Post Accident Alcoholism Deemed Compensable in BC Tort Claim
Reasons for judgement were released today by the BC Supreme Court, Vancouver Registry, addressing an interesting issue: whether alcoholism following accident related chronic pain is compensable in a tort claim. In short, Mr. Justice Voith held that it could be.
In today’s case (Zawadzki v. Calimoso) the Plaintiff pedestrian was struck by a U-Haul truck driven by the Defendant. The Defendant was found fully at fault for the collision. The Plaintiff sustained various physical injuries the most serious of which was an elbow joint fracture which required three surgeries and resulted in a permanent partial disability.
Following the collision the Plaintiff began to drink in excess. This turned into clinical alcoholism the extent of which caused serious health consequences. In his lawsuit the Plaintiff claimed compensation not only for his physical traumatic injuries but also for the consequences of his alcoholism. The Defendant argued that the Plaintiff cannot be compensated for this as it is ‘too remote‘.

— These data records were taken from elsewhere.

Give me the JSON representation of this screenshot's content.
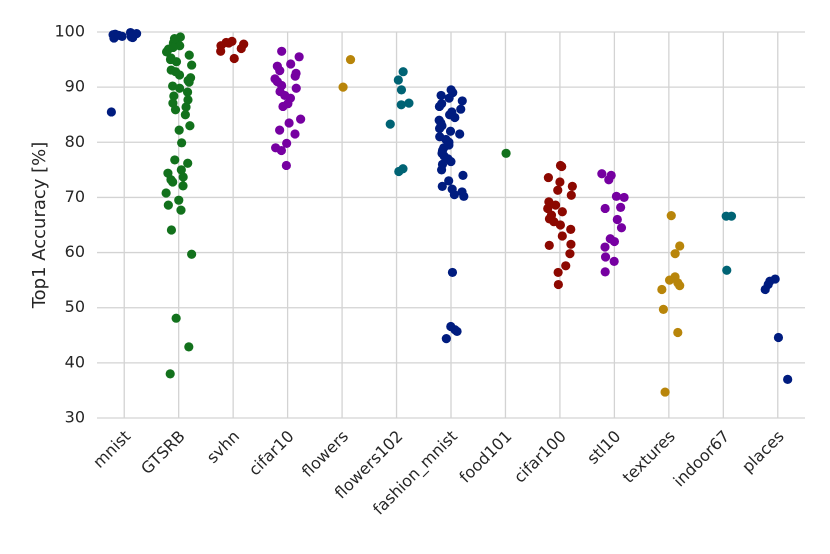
{
  "chart_data": {
    "type": "strip",
    "y_label": "Top1 Accuracy [%]",
    "categories": [
      "mnist",
      "GTSRB",
      "svhn",
      "cifar10",
      "flowers",
      "flowers102",
      "fashion_mnist",
      "food101",
      "cifar100",
      "stl10",
      "textures",
      "indoor67",
      "places"
    ],
    "palette": [
      "#001c7f",
      "#12711c",
      "#8c0800",
      "#7600a1",
      "#b8850a",
      "#006374"
    ],
    "values": [
      [
        99.9,
        99.5,
        99.2,
        99.0,
        99.6,
        99.3,
        98.9,
        99.7,
        99.4,
        99.1,
        85.5
      ],
      [
        99.1,
        98.5,
        98.0,
        97.5,
        96.9,
        96.4,
        95.8,
        95.3,
        94.6,
        94.0,
        93.1,
        92.2,
        91.7,
        90.9,
        90.2,
        89.8,
        89.1,
        88.4,
        87.7,
        87.1,
        86.4,
        85.9,
        85.0,
        83.0,
        82.2,
        79.9,
        76.8,
        76.2,
        75.0,
        74.4,
        73.7,
        73.2,
        72.8,
        72.1,
        70.8,
        69.5,
        68.6,
        67.7,
        64.1,
        59.7,
        48.1,
        42.9,
        38.0,
        98.8,
        97.2,
        95.0,
        92.8,
        91.2
      ],
      [
        98.3,
        98.0,
        97.8,
        97.5,
        97.0,
        96.5,
        95.2,
        98.1
      ],
      [
        96.5,
        95.5,
        94.2,
        93.8,
        93.0,
        92.5,
        92.0,
        91.5,
        91.0,
        90.3,
        89.8,
        89.2,
        88.5,
        88.0,
        87.0,
        86.5,
        84.2,
        83.5,
        82.2,
        81.5,
        79.8,
        79.0,
        78.5,
        75.8
      ],
      [
        95.0,
        90.0
      ],
      [
        92.8,
        91.3,
        89.5,
        87.1,
        86.8,
        83.3,
        75.2,
        74.7
      ],
      [
        89.5,
        89.0,
        88.5,
        88.0,
        87.5,
        87.0,
        86.5,
        86.0,
        85.5,
        85.0,
        84.5,
        84.0,
        83.5,
        83.0,
        82.5,
        82.0,
        81.5,
        81.0,
        80.5,
        80.0,
        79.5,
        79.0,
        78.5,
        78.0,
        77.5,
        77.0,
        76.5,
        76.0,
        75.0,
        74.0,
        73.0,
        72.0,
        71.5,
        71.0,
        70.5,
        70.2,
        56.4,
        46.6,
        46.0,
        45.7,
        44.4
      ],
      [
        78.0
      ],
      [
        75.8,
        75.6,
        73.6,
        72.8,
        72.0,
        71.3,
        70.4,
        69.2,
        68.6,
        68.0,
        67.4,
        66.8,
        66.1,
        65.6,
        65.0,
        64.2,
        63.0,
        61.5,
        61.3,
        59.8,
        57.6,
        56.4,
        54.2
      ],
      [
        74.3,
        74.0,
        73.2,
        70.2,
        70.0,
        68.2,
        68.0,
        66.0,
        64.5,
        62.5,
        62.0,
        61.0,
        59.2,
        58.4,
        56.5
      ],
      [
        66.7,
        61.2,
        59.8,
        55.6,
        55.0,
        54.5,
        54.0,
        53.3,
        49.7,
        45.5,
        34.7
      ],
      [
        66.6,
        66.6,
        56.8
      ],
      [
        55.2,
        54.8,
        54.2,
        53.3,
        44.6,
        37.0
      ]
    ],
    "ylim": [
      30,
      100
    ],
    "yticks": [
      30,
      40,
      50,
      60,
      70,
      80,
      90,
      100
    ],
    "grid": true
  }
}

Mr. Justice Voith addressed this issue at length and paragraphs 99-123 are worth reviewing in full for the Courts analysis. Ultimately Mr. Justice Voith held that the Plaintiff’s alcoholism was caused in part by the consequences of the crash and was therefor compensable. The Court provided the following reasons:
 Shortly after the Accident, the plaintiff began to drink heavily. The results of blood tests performed on the plaintiff in late December 2004 indicated that certain liver enzyme levels were extremely elevated. The medical evidence uniformly establishes that such elevated results are directly referable to alcohol consumption. Dr. Smith confirmed that such elevated enzyme levels would not arise as a result of binge drinking, but rather reflected weeks or months of drinking.
 The plaintiff admits he began to drink excessively after the Accident and that his alcohol consumption reached the point where he was drinking 26 ounces of vodka on a nightly basis. ..
 In this case, Mr. Zawadzki’s original physical injuries were foreseeable. So too, the defendants concede, were his depression and anxiety. It was the combination of pain and mood that Drs. Shane and Smith said gave rise to the plaintiff’s excessive drinking. Dr. Smith also confirmed that Mr. Zawadzki had a “genetic predisposition”, by virtue of the alcoholism of his parents, to alcohol abuse. A genetic vulnerability to alcohol abuse is the very type of pre-existing susceptibility that the “thin skull” rule addresses.
 It is clear that both a susceptibility to physical harm and to psychological harm fall within the ambit of the “thin skull” rule: Hussack at para. 143; Yoshikawa v. Yu (1996), 21 B.C.L.R. (3d) 318 (C.A.) at para. 19. I can see no principled reason why a similar vulnerability to an addiction disorder should be treated or viewed differently…
 I find that Mr. Zawadzki’s alcohol abuse was caused by the Accident and that such alcohol abuse was reasonably foreseeable.